Forgive me starting with a cliché, financial jargon that has recently crept into the tech lexicon, but I’m afraid I have to talk about “moats”. Popularized decades ago by Warren Buffett to refer to a company’s competitive advantage, the word found its way into Silicon Valley presentations when it supposedly leaked from Googletitled “We don’t have a moat and neither does OpenAI,” he feared that open-source AI would plunder Substantial Tech’s castle.
After several years, the castle walls remain protected. Apart from a brief panic attack when DeepSeek first appeared, open-source AI models did not perform significantly better than proprietary models. Still, none of the pioneering labs – OpenAI, Anthropic, Google – have anything to talk about.
The company that has a moat is Nvidia. CEO Jensen Huang called him his most valuable “treasure.” This is not, as you might assume for a chip company, a hardware company. It’s something called CUDA. What sounds like a chemical banned by the FDA may be the only real moat in artificial intelligence.
CUDA technically stands for Compute Unified Device Architecture, but similar laser Or divingno one bothers to develop an acronym; we just say “KOO-duh”. So what is this extremely crucial treasure used for? If forced to answer in one word: parallelism.

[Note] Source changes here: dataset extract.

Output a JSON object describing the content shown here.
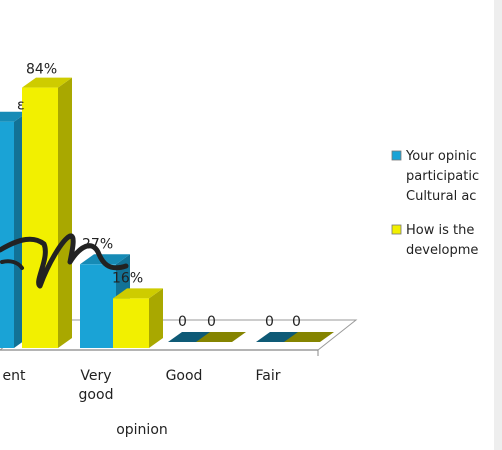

Here’s a basic example. Let’s assume that we ask the machine to fill in the 9×9 multiplication table. Using a single-core computer, all 81 operations are performed diligently, one after the other. However, a GPU with nine cores can allocate tasks so that each core occupies a different column – one from 1×1 to 1×9, another from 2×1 to 2×9, etc. – for a ninefold enhance in speed. Contemporary GPUs can be even smarter. For example, if they are programmed to recognize commutativity – 7×9 = 9×7 – they can avoid duplicating work, reducing 81 operations to 45, which almost reduces the workload. When a single course of training costs a hundred million dollars, every optimization counts.
Nvidia GPUs were originally built for rendering graphics in video games. In the early 2000s, Stanford graduate student Ian Buck, who first encountered GPUs as a gamer, realized that their architecture could be reused for general high-performance computing applications. He created a programming language called Brook, was hired by Nvidia, and led the development of CUDA with John Nickolls. If AI ushers in an era of constant underclass white-collar workers and autonomous weapons, just know that it will be because someone, somewhere, is playing Moose I thought a demon’s scrotum was supposed to vibrate at 60 frames per second.

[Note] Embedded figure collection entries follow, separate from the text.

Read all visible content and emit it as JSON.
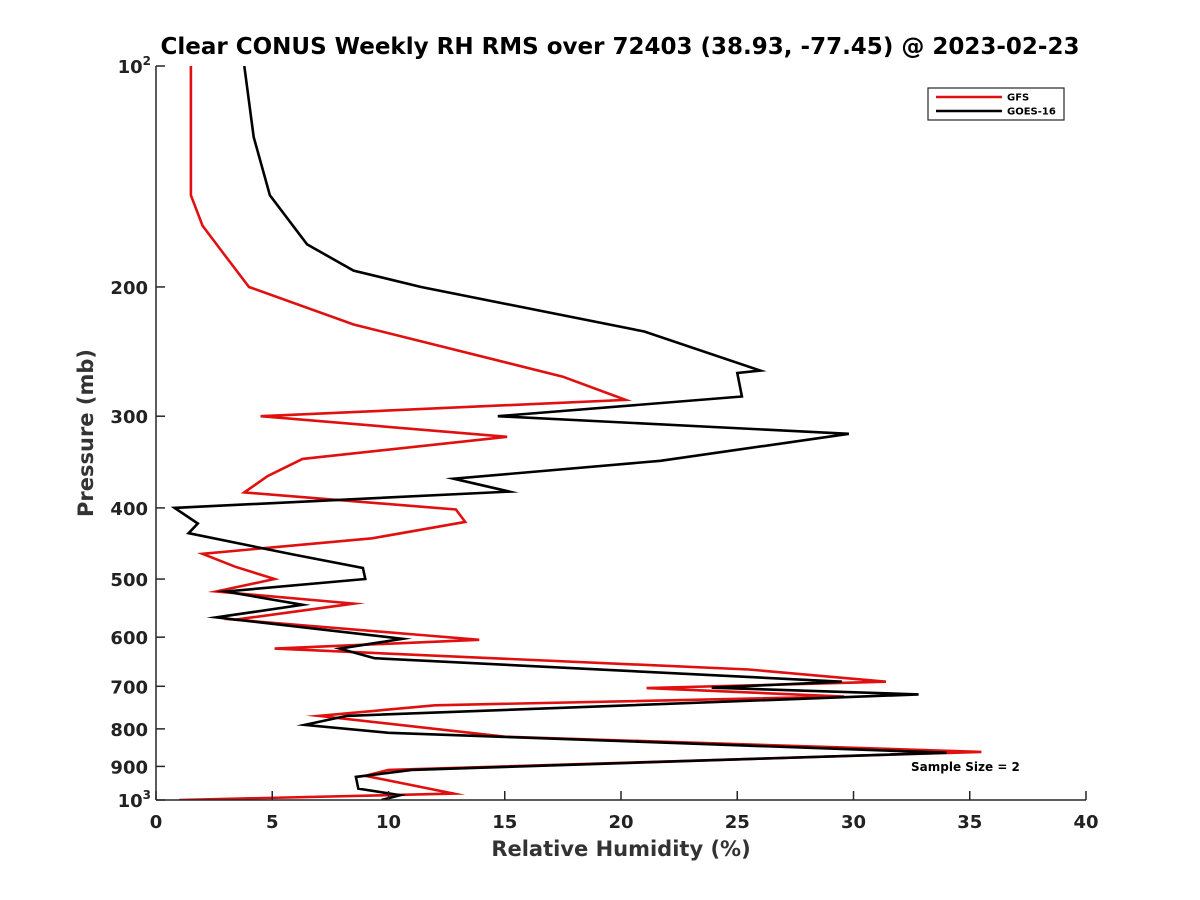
{
  "chart_data": {
    "type": "line",
    "title": "Clear CONUS Weekly RH RMS over 72403 (38.93, -77.45) @ 2023-02-23",
    "xlabel": "Relative Humidity (%)",
    "ylabel": "Pressure (mb)",
    "xlim": [
      0,
      40
    ],
    "ylim": [
      100,
      1000
    ],
    "yscale": "log",
    "y_reversed": true,
    "grid": false,
    "legend_position": "top-right",
    "x_ticks": [
      "0",
      "5",
      "10",
      "15",
      "20",
      "25",
      "30",
      "35",
      "40"
    ],
    "y_ticks": [
      {
        "value": 100,
        "label": "10",
        "sup": "2"
      },
      {
        "value": 200,
        "label": "200",
        "sup": ""
      },
      {
        "value": 300,
        "label": "300",
        "sup": ""
      },
      {
        "value": 400,
        "label": "400",
        "sup": ""
      },
      {
        "value": 500,
        "label": "500",
        "sup": ""
      },
      {
        "value": 600,
        "label": "600",
        "sup": ""
      },
      {
        "value": 700,
        "label": "700",
        "sup": ""
      },
      {
        "value": 800,
        "label": "800",
        "sup": ""
      },
      {
        "value": 900,
        "label": "900",
        "sup": ""
      },
      {
        "value": 1000,
        "label": "10",
        "sup": "3"
      }
    ],
    "annotation": "Sample Size = 2",
    "series": [
      {
        "name": "GFS",
        "color": "#e01010",
        "points": [
          [
            1.5,
            100
          ],
          [
            1.5,
            125
          ],
          [
            1.5,
            150
          ],
          [
            2.0,
            165
          ],
          [
            2.9,
            180
          ],
          [
            4.0,
            200
          ],
          [
            8.5,
            225
          ],
          [
            17.5,
            265
          ],
          [
            20.2,
            285
          ],
          [
            4.5,
            300
          ],
          [
            15.1,
            320
          ],
          [
            6.3,
            343
          ],
          [
            4.8,
            362
          ],
          [
            3.8,
            381
          ],
          [
            12.9,
            402
          ],
          [
            13.3,
            418
          ],
          [
            9.3,
            440
          ],
          [
            2.0,
            462
          ],
          [
            3.4,
            481
          ],
          [
            5.1,
            500
          ],
          [
            2.6,
            520
          ],
          [
            8.5,
            540
          ],
          [
            3.4,
            568
          ],
          [
            11.4,
            596
          ],
          [
            13.9,
            605
          ],
          [
            5.1,
            622
          ],
          [
            25.5,
            664
          ],
          [
            31.4,
            690
          ],
          [
            21.1,
            704
          ],
          [
            29.6,
            723
          ],
          [
            12.0,
            743
          ],
          [
            7.0,
            768
          ],
          [
            15.0,
            820
          ],
          [
            35.5,
            860
          ],
          [
            10.0,
            910
          ],
          [
            9.0,
            927
          ],
          [
            12.8,
            980
          ],
          [
            1.0,
            1000
          ]
        ]
      },
      {
        "name": "GOES-16",
        "color": "#000000",
        "points": [
          [
            3.8,
            100
          ],
          [
            4.2,
            125
          ],
          [
            4.9,
            150
          ],
          [
            6.5,
            175
          ],
          [
            8.5,
            190
          ],
          [
            11.4,
            200
          ],
          [
            21.0,
            230
          ],
          [
            26.0,
            260
          ],
          [
            25.0,
            262
          ],
          [
            25.2,
            282
          ],
          [
            14.7,
            300
          ],
          [
            29.8,
            317
          ],
          [
            21.7,
            345
          ],
          [
            12.8,
            365
          ],
          [
            15.2,
            380
          ],
          [
            0.8,
            400
          ],
          [
            1.8,
            420
          ],
          [
            1.4,
            433
          ],
          [
            5.9,
            463
          ],
          [
            8.9,
            483
          ],
          [
            9.0,
            500
          ],
          [
            3.0,
            520
          ],
          [
            6.3,
            542
          ],
          [
            2.6,
            564
          ],
          [
            10.6,
            603
          ],
          [
            7.9,
            622
          ],
          [
            9.4,
            641
          ],
          [
            29.5,
            690
          ],
          [
            23.9,
            703
          ],
          [
            32.8,
            718
          ],
          [
            8.2,
            768
          ],
          [
            6.4,
            790
          ],
          [
            10.0,
            810
          ],
          [
            34.0,
            862
          ],
          [
            11.0,
            910
          ],
          [
            8.6,
            930
          ],
          [
            8.7,
            965
          ],
          [
            10.5,
            985
          ],
          [
            9.7,
            1000
          ]
        ]
      }
    ]
  }
}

CUDA is not a programming language itself, but a “platform”. I apply this weasel word because, just as The Novel York Times is a newspaper that is also a gaming company, CUDA has, over the years, become a nested suite of artificial intelligence software libraries. Each feature reduces the time of individual math operations by nanoseconds – collectively, they make GPUs, in industry jargon, work brrr.

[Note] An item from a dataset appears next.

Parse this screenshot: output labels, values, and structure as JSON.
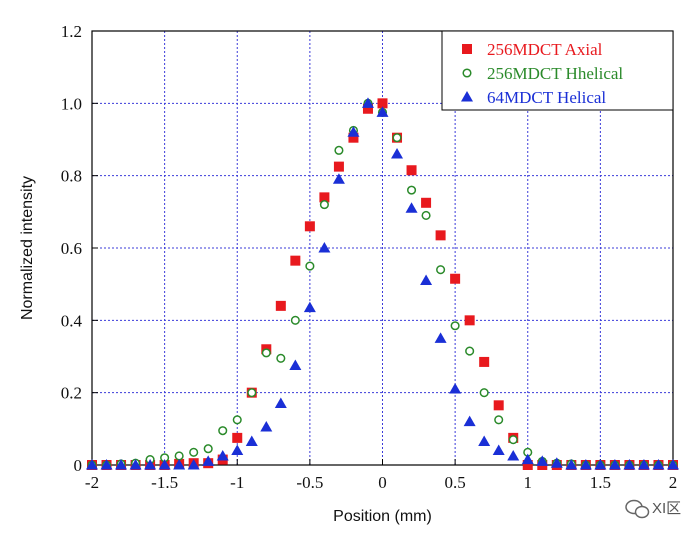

Contemporary graphics A card is not just a circuit board filled with chips, memory and fans. It is a convoluted combination of cache hierarchies and specialized units called “tensor cores” and “streaming multiprocessors”. In this sense, what chip companies sell is like a professional kitchen, and more cores are like more grilling stations. But even a kitchen with 30 grilling stations won’t run faster unless a skilled chef deftly assigns tasks – just like CUDA does with GPU cores.
To extend this metaphor, hand-tuned CUDA libraries optimized for single-die operations are the equivalent of kitchen tools designed for one task and nothing more – cherry pitters, shrimp peelers – that are a delight for home cooks, but not when you have 10,000 shrimp entrails to pull out. Which brings us back to DeepSeek. Its engineers went below this already deep layer of abstraction to work directly in PTX, a sort of assembly language for Nvidia GPUs. Suppose the task is to peel garlic. An unoptimized GPU would say, “Peel your skin with your nails.” CUDA may instruct: “Break the clove with the flat part of the knife.” PTX allows you to dictate each subinstruction: “Raise the blade 2.35 inches above the cutting board, position it parallel to the equator of the clove, and strike down with the palm of your hand with a force of 36.2 newtons.”